Arts, Dining & Entertainment

The Four Tops brings Motown to the Paramount

Saturday, Nov. 23 at 7 p.m.—RUTLAND—The quartet, originally called the Four Aims, made their first single for Chess in 1956, and spent seven years on the road and in nightclubs, singing pop, blues, Broadway, but mostly four-part harmony jazz. When Motown’s Berry Gordy Jr. found out they had hustled a national “Tonight Show” appearance, he signed them without an audition to be the marquee act for the company’s Workshop Jazz label. That proved short lived, and Stubbs’ powerhouse baritone lead and the exquisite harmonies of Fakir, Benson, and Payton started making one smash after another with the writing-producing trio Holland-Dozier-Holland.

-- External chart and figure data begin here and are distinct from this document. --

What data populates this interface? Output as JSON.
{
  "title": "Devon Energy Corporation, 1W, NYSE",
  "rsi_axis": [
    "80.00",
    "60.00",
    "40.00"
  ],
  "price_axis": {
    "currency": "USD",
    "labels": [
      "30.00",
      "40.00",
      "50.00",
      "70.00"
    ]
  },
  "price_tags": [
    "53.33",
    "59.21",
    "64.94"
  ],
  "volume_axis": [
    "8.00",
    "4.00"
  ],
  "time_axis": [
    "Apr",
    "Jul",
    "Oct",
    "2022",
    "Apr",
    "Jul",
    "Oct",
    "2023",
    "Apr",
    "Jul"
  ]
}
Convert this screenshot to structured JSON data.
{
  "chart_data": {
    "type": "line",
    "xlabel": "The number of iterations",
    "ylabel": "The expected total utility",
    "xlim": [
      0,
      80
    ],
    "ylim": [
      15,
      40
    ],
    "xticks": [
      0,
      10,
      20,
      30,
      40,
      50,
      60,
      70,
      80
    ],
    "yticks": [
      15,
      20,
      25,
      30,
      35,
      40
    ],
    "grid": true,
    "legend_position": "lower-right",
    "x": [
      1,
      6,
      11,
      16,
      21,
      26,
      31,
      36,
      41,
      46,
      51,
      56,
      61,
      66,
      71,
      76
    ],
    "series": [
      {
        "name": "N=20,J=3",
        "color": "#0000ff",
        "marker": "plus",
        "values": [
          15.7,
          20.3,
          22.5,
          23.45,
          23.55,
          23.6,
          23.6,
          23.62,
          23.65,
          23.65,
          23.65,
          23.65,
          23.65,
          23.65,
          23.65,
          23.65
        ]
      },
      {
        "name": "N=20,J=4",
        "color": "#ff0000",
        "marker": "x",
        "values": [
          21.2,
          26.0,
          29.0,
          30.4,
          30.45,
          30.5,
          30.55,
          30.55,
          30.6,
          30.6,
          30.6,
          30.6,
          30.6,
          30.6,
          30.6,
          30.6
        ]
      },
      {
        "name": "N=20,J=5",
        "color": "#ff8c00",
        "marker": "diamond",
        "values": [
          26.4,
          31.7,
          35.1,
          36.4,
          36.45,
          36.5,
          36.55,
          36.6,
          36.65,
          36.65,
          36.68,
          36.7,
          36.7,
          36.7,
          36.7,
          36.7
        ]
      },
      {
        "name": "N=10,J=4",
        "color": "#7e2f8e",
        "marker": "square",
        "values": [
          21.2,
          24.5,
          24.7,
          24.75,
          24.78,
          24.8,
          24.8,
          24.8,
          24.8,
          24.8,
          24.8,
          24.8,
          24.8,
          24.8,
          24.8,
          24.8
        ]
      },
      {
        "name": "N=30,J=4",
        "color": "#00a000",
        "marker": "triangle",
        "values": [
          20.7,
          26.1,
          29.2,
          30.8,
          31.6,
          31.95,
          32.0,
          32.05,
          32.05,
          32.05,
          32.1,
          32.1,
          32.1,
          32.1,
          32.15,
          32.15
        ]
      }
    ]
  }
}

In 1990, with 24 Top 40 pop hits to their credit, the Four Tops were inducted into the Rock & Roll Hall of Fame. Though they would no longer have hits on records, the group continued to be a hit in concert, touring incessantly, a towering testament to the enduring legacy of the Motown Sound they helped shape and define. Following Payton’s death in 1997, the group briefly worked as a trio until Theo Peoples, a former Temptation, was recruited to restore the group to a quartet. When Stubbs subsequently grew ill, Peoples became the lead singer and former Motown artist-producer Ronnie McNeir was enlisted to fill Payton’s spot. In 2005, when Benson died, Payton’s son Roquel replaced him.

“They were the best in my neighborhood in Detroit when I was growing up (and) the Four Tops will always be one of the biggest and the best groups ever. Their music is forever, ” Smokey Robinson remembered in Rolling Stone’s 2004 article ,“The Immortals – The Greatest Artists of All Time.”

Tickets are $49 – $69 and available at Paramountvt.org. The Paramount Theatre is located at 30 Center St. in Rutland.